Fed: Economy Flat to Slower in April, May

U.S. economic activity was flat or slowing in April and May, according to the Federal Reserve's latest anecdotal survey of national economic conditions released on Wednesday -- a report that showed few bright spots in the outlook.

``Most districts report that economic activity was little changed or decelerating in April and May,'' the central bank said in its ``beige book,'' named for the report's cover. The report was compiled by the Minneapolis Fed and is based on information gathered before June 4.

The information will be used by the Fed's policy-setting Federal Open Market Committee when it next meets on June 26-27 to plot interest-rate strategy.

The Fed has already slashed rates by a hefty 2-1/2 percentage points since January in a bid to keep the economy from dipping into recession.
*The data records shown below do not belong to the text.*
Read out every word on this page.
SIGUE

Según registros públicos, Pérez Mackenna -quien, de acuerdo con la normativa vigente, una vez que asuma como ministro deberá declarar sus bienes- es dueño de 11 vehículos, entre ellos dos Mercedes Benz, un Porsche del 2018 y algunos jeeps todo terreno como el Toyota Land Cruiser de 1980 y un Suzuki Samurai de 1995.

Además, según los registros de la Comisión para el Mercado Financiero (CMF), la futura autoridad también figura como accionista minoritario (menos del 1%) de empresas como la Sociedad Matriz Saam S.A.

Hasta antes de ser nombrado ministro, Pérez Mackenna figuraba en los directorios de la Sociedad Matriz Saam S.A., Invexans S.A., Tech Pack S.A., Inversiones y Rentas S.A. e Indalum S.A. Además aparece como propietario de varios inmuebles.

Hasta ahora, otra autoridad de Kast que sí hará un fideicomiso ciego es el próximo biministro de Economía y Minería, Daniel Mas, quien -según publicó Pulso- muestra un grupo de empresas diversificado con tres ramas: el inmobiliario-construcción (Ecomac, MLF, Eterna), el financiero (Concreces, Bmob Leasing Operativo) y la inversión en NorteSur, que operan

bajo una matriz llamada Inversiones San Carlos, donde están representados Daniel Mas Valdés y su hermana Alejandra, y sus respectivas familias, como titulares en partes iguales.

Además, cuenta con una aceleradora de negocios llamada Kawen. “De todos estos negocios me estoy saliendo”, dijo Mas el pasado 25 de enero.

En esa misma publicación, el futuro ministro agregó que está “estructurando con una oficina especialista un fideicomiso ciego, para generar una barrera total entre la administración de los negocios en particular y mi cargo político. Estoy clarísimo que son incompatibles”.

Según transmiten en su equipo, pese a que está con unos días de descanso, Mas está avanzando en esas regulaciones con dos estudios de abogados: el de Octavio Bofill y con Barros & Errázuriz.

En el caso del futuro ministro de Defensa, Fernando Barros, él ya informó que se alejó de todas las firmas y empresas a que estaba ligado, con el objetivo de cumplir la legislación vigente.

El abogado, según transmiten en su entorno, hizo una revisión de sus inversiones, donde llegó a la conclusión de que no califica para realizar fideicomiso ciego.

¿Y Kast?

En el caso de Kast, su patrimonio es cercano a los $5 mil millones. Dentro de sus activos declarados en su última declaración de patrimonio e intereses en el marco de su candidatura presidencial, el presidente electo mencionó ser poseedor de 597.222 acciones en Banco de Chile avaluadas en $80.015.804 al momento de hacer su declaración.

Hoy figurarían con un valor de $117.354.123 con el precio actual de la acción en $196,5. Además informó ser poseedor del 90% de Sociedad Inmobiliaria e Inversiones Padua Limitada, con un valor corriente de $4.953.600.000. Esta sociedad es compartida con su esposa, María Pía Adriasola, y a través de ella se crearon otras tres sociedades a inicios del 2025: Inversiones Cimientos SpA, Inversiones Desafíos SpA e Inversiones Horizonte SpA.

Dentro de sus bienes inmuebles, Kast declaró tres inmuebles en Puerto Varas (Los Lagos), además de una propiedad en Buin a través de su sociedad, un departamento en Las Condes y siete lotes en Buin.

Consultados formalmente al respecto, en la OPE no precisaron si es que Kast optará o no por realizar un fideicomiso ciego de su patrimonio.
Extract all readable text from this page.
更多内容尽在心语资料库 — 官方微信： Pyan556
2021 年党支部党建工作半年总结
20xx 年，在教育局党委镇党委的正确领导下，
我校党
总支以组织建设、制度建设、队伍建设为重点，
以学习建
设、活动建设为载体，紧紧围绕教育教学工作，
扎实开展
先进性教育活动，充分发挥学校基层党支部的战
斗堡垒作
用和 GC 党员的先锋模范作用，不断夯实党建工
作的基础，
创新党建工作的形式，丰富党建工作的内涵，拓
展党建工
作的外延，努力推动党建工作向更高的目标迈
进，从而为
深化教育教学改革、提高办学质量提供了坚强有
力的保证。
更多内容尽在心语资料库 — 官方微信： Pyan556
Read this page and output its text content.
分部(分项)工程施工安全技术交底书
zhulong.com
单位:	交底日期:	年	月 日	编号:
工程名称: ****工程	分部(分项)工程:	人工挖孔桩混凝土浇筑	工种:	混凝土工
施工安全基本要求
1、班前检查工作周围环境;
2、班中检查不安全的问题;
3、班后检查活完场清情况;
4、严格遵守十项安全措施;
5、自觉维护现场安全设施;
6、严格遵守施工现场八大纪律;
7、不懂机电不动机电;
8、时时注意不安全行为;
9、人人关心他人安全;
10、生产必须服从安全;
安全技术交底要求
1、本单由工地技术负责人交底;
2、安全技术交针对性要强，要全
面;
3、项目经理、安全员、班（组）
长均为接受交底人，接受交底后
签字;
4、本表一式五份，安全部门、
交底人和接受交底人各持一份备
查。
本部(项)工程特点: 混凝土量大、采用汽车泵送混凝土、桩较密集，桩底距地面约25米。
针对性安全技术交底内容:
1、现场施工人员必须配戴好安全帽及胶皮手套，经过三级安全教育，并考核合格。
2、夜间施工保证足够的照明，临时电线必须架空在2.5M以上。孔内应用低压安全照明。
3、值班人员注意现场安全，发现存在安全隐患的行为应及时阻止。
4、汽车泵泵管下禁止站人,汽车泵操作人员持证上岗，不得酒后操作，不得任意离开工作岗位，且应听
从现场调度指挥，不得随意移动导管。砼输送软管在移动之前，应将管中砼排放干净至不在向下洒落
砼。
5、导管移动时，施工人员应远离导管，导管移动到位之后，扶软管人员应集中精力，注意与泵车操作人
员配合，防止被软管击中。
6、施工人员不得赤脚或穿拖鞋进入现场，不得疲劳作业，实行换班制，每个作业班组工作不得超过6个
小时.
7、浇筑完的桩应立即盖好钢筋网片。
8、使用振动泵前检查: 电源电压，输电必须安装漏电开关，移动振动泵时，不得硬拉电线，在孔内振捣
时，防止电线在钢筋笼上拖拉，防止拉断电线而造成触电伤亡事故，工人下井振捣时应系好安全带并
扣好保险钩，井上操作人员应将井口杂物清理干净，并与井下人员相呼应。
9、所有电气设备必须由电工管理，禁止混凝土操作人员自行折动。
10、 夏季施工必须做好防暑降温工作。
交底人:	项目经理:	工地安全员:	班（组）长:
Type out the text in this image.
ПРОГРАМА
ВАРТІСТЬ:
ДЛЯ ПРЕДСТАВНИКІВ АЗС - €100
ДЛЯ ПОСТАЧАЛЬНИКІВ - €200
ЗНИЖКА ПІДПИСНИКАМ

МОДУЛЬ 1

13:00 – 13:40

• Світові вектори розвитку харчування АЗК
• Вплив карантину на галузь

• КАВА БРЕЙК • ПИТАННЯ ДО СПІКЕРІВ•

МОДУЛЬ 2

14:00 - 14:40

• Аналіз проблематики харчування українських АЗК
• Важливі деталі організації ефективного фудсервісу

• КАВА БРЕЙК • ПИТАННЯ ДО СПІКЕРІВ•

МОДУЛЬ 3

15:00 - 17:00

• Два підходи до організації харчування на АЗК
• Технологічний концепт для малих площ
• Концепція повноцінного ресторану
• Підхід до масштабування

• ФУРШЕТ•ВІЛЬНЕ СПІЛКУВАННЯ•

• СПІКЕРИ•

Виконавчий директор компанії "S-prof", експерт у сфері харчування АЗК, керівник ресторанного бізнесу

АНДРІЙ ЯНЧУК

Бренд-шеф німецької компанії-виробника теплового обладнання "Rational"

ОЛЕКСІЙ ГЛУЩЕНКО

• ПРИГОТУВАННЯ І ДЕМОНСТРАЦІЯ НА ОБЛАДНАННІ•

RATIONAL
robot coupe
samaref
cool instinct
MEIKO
Many analysts expect another, possibly smaller, rate cut at the end of the June meeting.

The report found scant signs of inflation and said there was some easing in labor markets for most occupations. ``Wage and price increases are moderate,'' the Fed said, aside from ''significant'' pickups in energy and health-care costs.

The report's tone was not much more optimistic than the previous beige book issued on May 2, when the central bank said all of its districts were reporting slowing economic activity.

``The one bright spot is the continued growth in energy exploration,'' the Fed said in Wednesday's report, after citing stagnation in mining, a leveling off in construction and a slower pace of agricultural activity.

The report also found that most of the Fed's 12 regions reported declining or weak manufacturing activity.

Many analysts say the nation's manufacturing industries are already in recession, battling to sell off excess inventories. The beige book said the Chicago Fed reported many companies in the Midwest believed ``the worst of high inventory levels is over.''

Consumer spending was termed ``lackluster'' in the report as even tourism showed signs of weakening. Hotel occupancy rates in Manhattan in March and April, for example, were 10 percentage points lower than their year-ago levels, the Fed said.